Nurture your baby naturally at www.babysbest.co.uk
February 27, 2008
Organisations such as the La Lèche League or the Breastfeeding Network help to promote breastfeeding with all its benefits which, as a result, is becoming increasingly popular.
Fortunately, more and more women decide to at least try to feed their newborn themselves. National statistics show that there is a steady increase in initial infant breastfeeding (66% in 1995 to 69% in 2000). However, statistics also reveal that many new mothers give up breastfeeding after only a few weeks: after only one week, 55% of women breastfeed, after six weeks 43% and after 4 months 28% still feed their babies. In our modern culture, natural feeding is a challenge because bottle feeding still tends to be regarded as “easier”. Generations of parents who bottle fed their babies pass on what they have been sold decades ago. In addition, new breastfeeding problems arise that find appropriate discussion grounds in our civilisation, such as the “insufficient milk” syndrome. Yet, only about 5% of mothers show real physical difficulty to breastfeed, thus confirming that the idea of not making enough milk is a modern invention. Women may actually feel that they do not have enough milk to feed their baby but the reasons are not physical. It is more likely that the early difficulties mother and baby experience together result from stressful birthing environment, such as the hospital, where unknown staff and routine as well as doubtable reputation feed initial anxiety and thus, can add to the overall picture of the insufficient milk syndrome. Breast feeding can be highly influenced by psychosomatic elements, such as stress, anxiety, worries, depression and much more. Feeding is a natural self-regulating and extremely efficient process which is susceptible to how mothers feel, as much as anything. If a new mother does not receive the support she needs, the let-down reflex (milk flows from the ducts towards the nipple) is more difficult to be stimulated.

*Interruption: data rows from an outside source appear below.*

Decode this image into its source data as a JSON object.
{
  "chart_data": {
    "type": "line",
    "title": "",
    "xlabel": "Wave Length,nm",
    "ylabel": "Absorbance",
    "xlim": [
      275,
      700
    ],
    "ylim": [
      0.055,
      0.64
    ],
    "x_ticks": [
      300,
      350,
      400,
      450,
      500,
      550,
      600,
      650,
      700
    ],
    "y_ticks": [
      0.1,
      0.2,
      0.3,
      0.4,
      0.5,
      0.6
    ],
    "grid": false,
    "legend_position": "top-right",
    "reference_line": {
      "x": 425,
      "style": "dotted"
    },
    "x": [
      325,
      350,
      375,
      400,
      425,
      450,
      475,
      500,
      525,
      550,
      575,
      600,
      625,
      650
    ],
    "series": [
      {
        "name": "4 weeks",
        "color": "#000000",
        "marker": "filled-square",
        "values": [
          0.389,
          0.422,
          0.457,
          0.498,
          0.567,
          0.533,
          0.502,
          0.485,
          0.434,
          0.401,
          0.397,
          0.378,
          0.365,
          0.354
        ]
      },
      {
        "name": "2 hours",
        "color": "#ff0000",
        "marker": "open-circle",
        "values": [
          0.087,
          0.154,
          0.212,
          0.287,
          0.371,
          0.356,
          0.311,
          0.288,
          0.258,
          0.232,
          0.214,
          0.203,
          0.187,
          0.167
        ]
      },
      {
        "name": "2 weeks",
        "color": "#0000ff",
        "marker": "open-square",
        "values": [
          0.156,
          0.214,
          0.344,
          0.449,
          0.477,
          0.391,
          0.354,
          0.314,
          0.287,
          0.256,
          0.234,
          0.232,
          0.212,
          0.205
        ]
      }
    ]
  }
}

Besides the modern argument of “lack of sufficient milk”, many more interruptions help reduce the chance of breastfeeding, such as aesthetically motivated breast operations or if a separation of mother and baby after birth is unnecessarily prolonged. In addition, our natural desire for information societies has caused multiple parenting theories to shoot out of the grounds. Instead of helping reduce new parent’s fears they tend to increase and even confuse them. One of the often cited parent strategies is “feeding on schedule”. However, feeding in intervals causes unnecessary stress because the composition of the milk changes in a way that causes baby to feel hungry all the time. As a result, the mother will think that she does not produce enough milk whereas the truth is that she has waited too long.
Modern ways of living can make it extremely difficult for new mothers to embrace breast feeding. Their cultural background, lack of support within their own family or friends and misleading parenting information facilitate the return to bottle feeding. Moreover, cultural expectations of women who often have to return to work early in order to earn a living or pursue a career do not improve early parenting conditions.
While breast feeding is part of our natural survival strategy, bottle feeding is part of our modern culture. It gives new mothers the chance to cope easier with expectations and to help handle natural infant needs in an over-regulated world. We are aware of the fact that human milk is best for baby. Thus, it is the mother’s individual choice of how to feed her infant and to build a strong bond.